Penalizzata la minoranza nera Gli alleati di Trump ridisegnano i distretti di voto e provocano indignazione in Tennessee

Gregoire Galley

9.5.2026

La legislatura del Tennessee, controllata dai repubblicani, ha approvato giovedì il ridisegno dei distretti elettorali federali per spezzare il distretto di Memphis, a maggioranza nera, nella speranza di inviare a Washington una delegazione tutta repubblicana.

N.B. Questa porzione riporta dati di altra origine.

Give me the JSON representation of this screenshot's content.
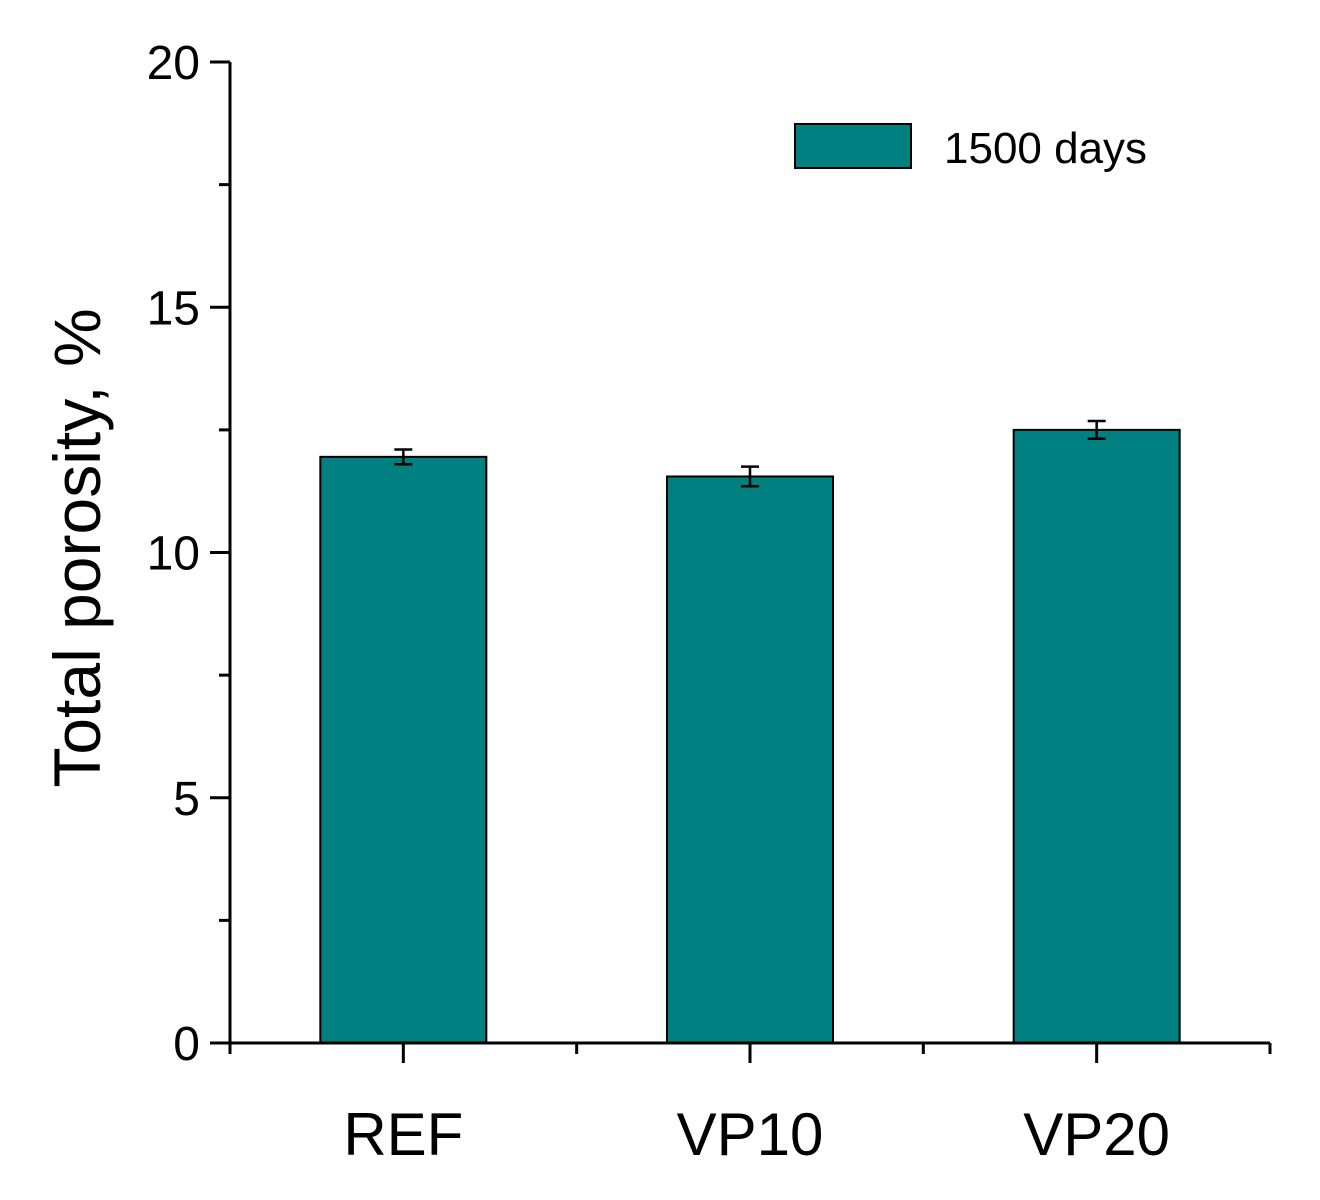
{
  "chart_data": {
    "type": "bar",
    "title": "",
    "xlabel": "",
    "ylabel": "Total porosity, %",
    "categories": [
      "REF",
      "VP10",
      "VP20"
    ],
    "series": [
      {
        "name": "1500 days",
        "values": [
          11.95,
          11.55,
          12.5
        ],
        "errors": [
          0.15,
          0.2,
          0.18
        ]
      }
    ],
    "ylim": [
      0,
      20
    ],
    "yticks": [
      0,
      5,
      10,
      15,
      20
    ],
    "yticks_minor": [
      2.5,
      7.5,
      12.5,
      17.5
    ],
    "grid": false,
    "legend_position": "top-right",
    "colors": {
      "bar_fill": "#008080",
      "bar_stroke": "#000000",
      "axis": "#000000"
    }
  }
}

Donald Trump spera di mantenere la sua sottile maggioranza al Congresso nelle elezioni di metà mandato di novembre.
Donald Trump spera di mantenere la sua sottile maggioranza al Congresso nelle elezioni di metà mandato di novembre.
Alex Brandon/AP/dpa

Agence France-Presse

Questa decisione è il risultato della sentenza della scorsa settimana della Corte Suprema degli Stati Uniti, dominata dai conservatori, che ha indebolito le tutele di cui godono le minoranze in termini di rappresentanza al Congresso.

Minoranze che tradizionalmente votano più democratico.

È probabile che questa sentenza porti al ridisegno di diverse mappe elettorali nel Paese e rafforzi le prospettive dei repubblicani in vista delle elezioni di medio termine.

Nonostante le forti proteste di giovedì prima del voto, il Senato locale dello Stato centro-orientale del Tennessee ha approvato la nuova mappa della Camera dei rappresentanti, che ritaglia un distretto prevalentemente nero a Memphis e lo ridisegna a vantaggio del Partito Repubblicano.

La sezione del Tennessee della National Association for the Advancement of Colored People (NAACP) ha presentato giovedì un ricorso per contestare la legalità della nuova mappa.

Il deputato democratico di Memphis Steve Cohen ha dichiarato di voler intraprendere un'azione legale.

La decisione dei legislatori repubblicani di ridisegnare le mappe elettorali fa parte del tentativo del presidente Donald Trump di mantenere la sua sottile maggioranza al Congresso nelle elezioni di metà mandato di novembre.

Ridisegno dei distretti vietato dal 1965

Prima di mercoledì, questi distretti erano pienamente protetti dal Voting Rights Act: questa legge storica adottata nel 1965, all'apice del movimento per i diritti civili, mirava a impedire che gli Stati del Sud, un tempo segregazionisti, minassero il diritto di voto degli afroamericani.

Nella sentenza emessa mercoledì a maggioranza di sei a tre, la Corte Suprema ha invalidato una mappa che avrebbe creato un secondo distretto a maggioranza nera in Louisiana.

La Corte ha stabilito che questa ridistribuzione elettorale era incostituzionale, anche se era stata effettuata per rispettare il Voting Rights Act.

Sebbene la decisione della Corte Suprema non renda inutile il Voting Rights Act, limita la possibilità di contestare la ridefinizione di circoscrizioni che diluiscono il peso elettorale di alcune minoranze.